Matthieu 11, 2-11

Jean et Jésus

Saint Grégoire le Grand

Homélie 6, 1 sur l’Evangile, SC 485, p. 181

 

               Frères, Jean, un prophète et plus qu’un prophète, a montré le Seigneur se faisant baptiser, en disant : Voici l’Agneau de Dieu, voici celui qui enlève le péché du monde. Considérant sa propre bassesse et la puissance divine du Seigneur, il dit : Celui qui est de la terre est terrestre et a un langage terrestre, celui qui vient du ciel est au-dessus de tous. Alors, comment se fait-il que, mis en prison, il envoie ses disciples demander : Es-tu celui qui doit venir ou devons-nous en attendre un autre ? On dirait qu’il ne connaît pas celui qu’il avait montré, qu’il ne sait pas s’il est bien celui qu’il avait proclamé en l’annonçant, en le baptisant, et le montrant. Mais la difficulté est vite résolue si l’on tient compte des moments et du déroulement des faits. Près des eaux du Jourdain, Jean affirma que cet homme était le Rédempteur du monde ; mis en prison, il demande s’il est celui qui viendra.

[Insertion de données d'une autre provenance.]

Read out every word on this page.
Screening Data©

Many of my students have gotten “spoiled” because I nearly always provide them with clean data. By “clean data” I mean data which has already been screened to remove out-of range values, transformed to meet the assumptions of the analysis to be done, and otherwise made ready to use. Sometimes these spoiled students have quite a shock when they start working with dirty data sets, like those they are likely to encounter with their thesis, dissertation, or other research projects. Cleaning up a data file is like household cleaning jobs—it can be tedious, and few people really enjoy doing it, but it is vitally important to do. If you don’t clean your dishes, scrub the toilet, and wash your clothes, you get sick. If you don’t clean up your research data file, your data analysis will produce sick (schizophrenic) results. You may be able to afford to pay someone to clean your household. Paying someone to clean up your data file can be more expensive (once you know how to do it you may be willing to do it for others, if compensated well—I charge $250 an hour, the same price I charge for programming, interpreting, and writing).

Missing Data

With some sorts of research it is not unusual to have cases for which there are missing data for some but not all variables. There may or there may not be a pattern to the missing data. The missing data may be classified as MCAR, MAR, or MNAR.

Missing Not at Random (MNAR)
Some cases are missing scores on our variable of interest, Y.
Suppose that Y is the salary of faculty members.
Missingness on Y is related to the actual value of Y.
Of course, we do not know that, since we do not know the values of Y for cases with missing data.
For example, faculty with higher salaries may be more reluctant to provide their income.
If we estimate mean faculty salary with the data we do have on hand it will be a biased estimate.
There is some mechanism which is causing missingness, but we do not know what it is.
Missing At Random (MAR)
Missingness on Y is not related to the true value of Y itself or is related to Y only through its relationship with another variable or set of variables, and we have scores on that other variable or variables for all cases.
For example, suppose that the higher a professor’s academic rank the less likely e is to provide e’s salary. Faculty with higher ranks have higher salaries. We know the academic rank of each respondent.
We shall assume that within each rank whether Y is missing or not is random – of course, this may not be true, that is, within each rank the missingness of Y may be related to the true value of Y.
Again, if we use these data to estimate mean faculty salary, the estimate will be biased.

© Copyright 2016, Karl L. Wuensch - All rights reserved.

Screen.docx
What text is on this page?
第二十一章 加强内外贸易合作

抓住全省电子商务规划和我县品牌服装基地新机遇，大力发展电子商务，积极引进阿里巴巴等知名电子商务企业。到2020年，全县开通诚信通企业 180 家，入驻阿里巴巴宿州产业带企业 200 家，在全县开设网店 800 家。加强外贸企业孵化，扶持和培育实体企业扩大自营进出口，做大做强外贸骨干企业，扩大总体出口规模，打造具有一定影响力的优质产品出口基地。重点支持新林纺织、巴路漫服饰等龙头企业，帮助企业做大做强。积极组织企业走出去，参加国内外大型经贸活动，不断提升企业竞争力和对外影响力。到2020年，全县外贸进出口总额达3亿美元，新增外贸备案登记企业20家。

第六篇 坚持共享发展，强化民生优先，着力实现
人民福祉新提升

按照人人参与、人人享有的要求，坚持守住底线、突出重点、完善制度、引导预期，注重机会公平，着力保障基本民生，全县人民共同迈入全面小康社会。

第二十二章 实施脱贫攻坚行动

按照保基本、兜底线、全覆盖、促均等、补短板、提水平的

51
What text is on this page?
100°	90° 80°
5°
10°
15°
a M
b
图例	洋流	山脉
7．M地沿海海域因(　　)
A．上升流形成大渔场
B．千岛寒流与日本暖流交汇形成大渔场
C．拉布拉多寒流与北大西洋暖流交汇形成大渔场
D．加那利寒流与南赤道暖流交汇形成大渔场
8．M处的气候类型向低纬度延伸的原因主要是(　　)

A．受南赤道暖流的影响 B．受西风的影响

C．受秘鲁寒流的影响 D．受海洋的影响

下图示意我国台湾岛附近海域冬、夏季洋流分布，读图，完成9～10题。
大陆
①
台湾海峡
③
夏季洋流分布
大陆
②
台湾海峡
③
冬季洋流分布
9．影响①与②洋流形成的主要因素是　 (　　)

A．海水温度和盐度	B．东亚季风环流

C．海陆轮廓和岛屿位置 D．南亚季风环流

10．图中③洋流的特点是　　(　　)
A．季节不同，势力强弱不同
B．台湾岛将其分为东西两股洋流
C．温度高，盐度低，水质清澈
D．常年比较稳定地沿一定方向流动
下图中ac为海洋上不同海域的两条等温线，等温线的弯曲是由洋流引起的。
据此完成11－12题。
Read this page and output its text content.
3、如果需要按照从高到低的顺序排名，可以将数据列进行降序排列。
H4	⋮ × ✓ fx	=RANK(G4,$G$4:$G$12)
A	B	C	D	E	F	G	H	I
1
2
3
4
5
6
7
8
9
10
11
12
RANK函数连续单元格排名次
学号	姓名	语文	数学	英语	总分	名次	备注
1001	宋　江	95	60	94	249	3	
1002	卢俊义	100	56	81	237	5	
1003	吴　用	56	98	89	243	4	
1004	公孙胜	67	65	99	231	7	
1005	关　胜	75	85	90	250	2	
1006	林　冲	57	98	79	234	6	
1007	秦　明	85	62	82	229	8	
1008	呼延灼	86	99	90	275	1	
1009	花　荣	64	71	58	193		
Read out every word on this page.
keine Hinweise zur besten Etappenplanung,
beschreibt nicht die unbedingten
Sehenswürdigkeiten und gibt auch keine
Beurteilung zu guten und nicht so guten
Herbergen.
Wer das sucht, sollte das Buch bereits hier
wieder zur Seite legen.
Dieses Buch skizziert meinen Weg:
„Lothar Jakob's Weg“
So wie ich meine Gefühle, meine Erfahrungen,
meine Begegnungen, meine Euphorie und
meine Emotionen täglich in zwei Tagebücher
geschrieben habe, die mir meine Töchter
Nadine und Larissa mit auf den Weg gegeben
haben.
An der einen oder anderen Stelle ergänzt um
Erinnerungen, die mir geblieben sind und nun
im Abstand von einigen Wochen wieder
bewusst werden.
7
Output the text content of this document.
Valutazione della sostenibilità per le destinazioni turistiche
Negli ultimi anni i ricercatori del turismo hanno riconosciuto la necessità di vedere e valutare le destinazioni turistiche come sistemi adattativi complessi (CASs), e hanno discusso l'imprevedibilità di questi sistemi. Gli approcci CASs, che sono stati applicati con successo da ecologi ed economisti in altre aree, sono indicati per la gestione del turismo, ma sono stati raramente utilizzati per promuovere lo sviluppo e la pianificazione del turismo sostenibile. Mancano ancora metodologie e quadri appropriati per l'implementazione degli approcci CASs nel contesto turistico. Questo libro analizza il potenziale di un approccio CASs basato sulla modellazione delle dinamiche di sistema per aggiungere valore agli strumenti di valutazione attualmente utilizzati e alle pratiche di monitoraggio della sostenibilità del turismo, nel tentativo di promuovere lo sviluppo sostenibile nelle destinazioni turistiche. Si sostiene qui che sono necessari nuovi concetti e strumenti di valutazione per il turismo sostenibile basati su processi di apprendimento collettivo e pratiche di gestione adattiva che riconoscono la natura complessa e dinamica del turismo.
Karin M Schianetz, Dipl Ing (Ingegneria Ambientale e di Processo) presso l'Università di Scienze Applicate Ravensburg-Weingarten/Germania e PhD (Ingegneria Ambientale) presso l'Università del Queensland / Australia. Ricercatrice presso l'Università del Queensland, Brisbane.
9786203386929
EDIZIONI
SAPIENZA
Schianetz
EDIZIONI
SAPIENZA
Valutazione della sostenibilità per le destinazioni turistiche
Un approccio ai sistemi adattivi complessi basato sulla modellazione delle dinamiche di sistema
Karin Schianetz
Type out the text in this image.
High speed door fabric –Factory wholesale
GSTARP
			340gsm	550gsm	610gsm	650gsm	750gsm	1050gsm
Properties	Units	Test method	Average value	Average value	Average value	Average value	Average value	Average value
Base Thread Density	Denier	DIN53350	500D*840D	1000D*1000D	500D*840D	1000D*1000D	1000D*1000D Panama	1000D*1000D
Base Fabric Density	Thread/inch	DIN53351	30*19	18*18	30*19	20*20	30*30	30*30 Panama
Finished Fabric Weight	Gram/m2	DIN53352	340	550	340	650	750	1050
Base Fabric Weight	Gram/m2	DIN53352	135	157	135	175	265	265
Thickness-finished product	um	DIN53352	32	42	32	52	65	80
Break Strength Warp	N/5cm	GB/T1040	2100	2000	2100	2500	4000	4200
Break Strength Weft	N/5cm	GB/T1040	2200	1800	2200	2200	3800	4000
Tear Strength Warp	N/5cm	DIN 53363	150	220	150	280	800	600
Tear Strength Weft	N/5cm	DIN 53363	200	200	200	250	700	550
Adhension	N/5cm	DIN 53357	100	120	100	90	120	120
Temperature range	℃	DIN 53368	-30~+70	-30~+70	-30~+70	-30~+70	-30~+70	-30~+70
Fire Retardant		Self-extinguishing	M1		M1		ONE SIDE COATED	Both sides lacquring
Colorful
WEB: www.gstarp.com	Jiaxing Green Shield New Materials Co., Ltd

Assurément, il ne doute pas qu’il soit le Rédempteur du monde, mais il cherche à savoir si celui qui est venu en personne dans le monde va aussi descendre en personne dans la prison des enfers. Il avait été son précurseur pour l’annoncer au monde ; par sa mort il devenait aussi son précurseur aux enfers. Il dit donc : Es-tu celui qui doit venir ou devons-nous en attendre un autre ? C’est dire en clair : Tu as daigné naître pour les hommes, fais-nous voir si tu daignerais de même mourir pour les hommes. Je fus le précurseur de ta naissance, je deviendrai le précurseur de ta mort. ; j’annoncerai aux enfers que tu dois venir, comme j’ai déjà annoncer au monde que tu étais venu.

               A cette question, le Seigneur, après avoir énuméré les miracles de sa puissance, répond tout de suite sur l’humiliation de sa mort : Les aveugles voient, les boiteux marchent, les lépreux sont purifiés, les sourds entendent, les morts ressuscitent, les pauvres sont évangélisés. Et bienheureux celui pour qui je n’aurai pas été objet de scandale. A la vue de tant de signes et de si grands prodiges, personne n’avait pu être scandalisé lorsqu’après tant de miracles ils le virent mourir. Pourquoi dit-il donc : Bienheureux celui pour qui je n’aurai pas été objet de scandale, sinon pour signifier clairement l’abjection et la bassesse de sa mort ? Cela revient à dire ouvertement : je fais, il est vrai, des choses admirables, mais je ne répugne pas à en endurer d’abjectes. Puisque je vais te suivre dans la mort, que les hommes prennent bien garde d ne pas mépriser en moi la mort, eux qui révèrent mes miracles.